Prosecutor Daniel Broadbent said that Russell got into the house through an unsecured downstairs window.

He stole the vacuum cleaner, a laptop and charger, a mobile phone and chargers; cushion covers; and a coat with a wallet containing bank cards and a driving licence.
Forensic officers were able to trace the break-in back to Russell – who was still wearing the trainers matching the footprints left in the house when he was arrested.
When officers raided Russell’s address, they found him watching the stolen TV eating the biscuits, which Russell had also stolen from the victim’s address.
When he was arrested he told police: “It’s not burglary, it’s handling stolen goods” before claiming that a friend had left all the possessions in his flat; and that he suspected they were stolen but didn’t know where from.

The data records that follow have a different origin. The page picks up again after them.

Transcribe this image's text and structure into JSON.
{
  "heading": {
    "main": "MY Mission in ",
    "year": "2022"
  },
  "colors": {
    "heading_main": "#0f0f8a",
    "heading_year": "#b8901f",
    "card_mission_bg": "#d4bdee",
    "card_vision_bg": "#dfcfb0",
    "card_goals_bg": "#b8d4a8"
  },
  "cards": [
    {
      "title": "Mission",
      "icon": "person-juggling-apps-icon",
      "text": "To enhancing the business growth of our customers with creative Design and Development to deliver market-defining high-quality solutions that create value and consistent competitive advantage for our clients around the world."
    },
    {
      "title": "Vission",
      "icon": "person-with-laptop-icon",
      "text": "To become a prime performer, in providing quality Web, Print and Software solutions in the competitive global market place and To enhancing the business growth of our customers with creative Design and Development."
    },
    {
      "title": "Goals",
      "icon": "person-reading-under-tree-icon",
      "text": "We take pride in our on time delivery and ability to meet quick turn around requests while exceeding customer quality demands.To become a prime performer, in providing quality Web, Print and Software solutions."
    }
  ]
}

At a previous hearing, Michael Russell of Cornwall Street in Hartlepool pleaded guilty to burglary and failing to surrender to bail.
The court heard that he has 19 convictions for 54 offences, including theft. After failing to attend a court hearing on 21st Jan, Russell was taken into custody.
Mr Broadbent told the court that the police officer who lives at the house no longer feels safe when she is on her own and wants to move away.
Judge Anthony Dunne told Russell that his intrusion into the couple’s home had caused them “a great deal of stress and worry”. He was sent to prison for 15 months.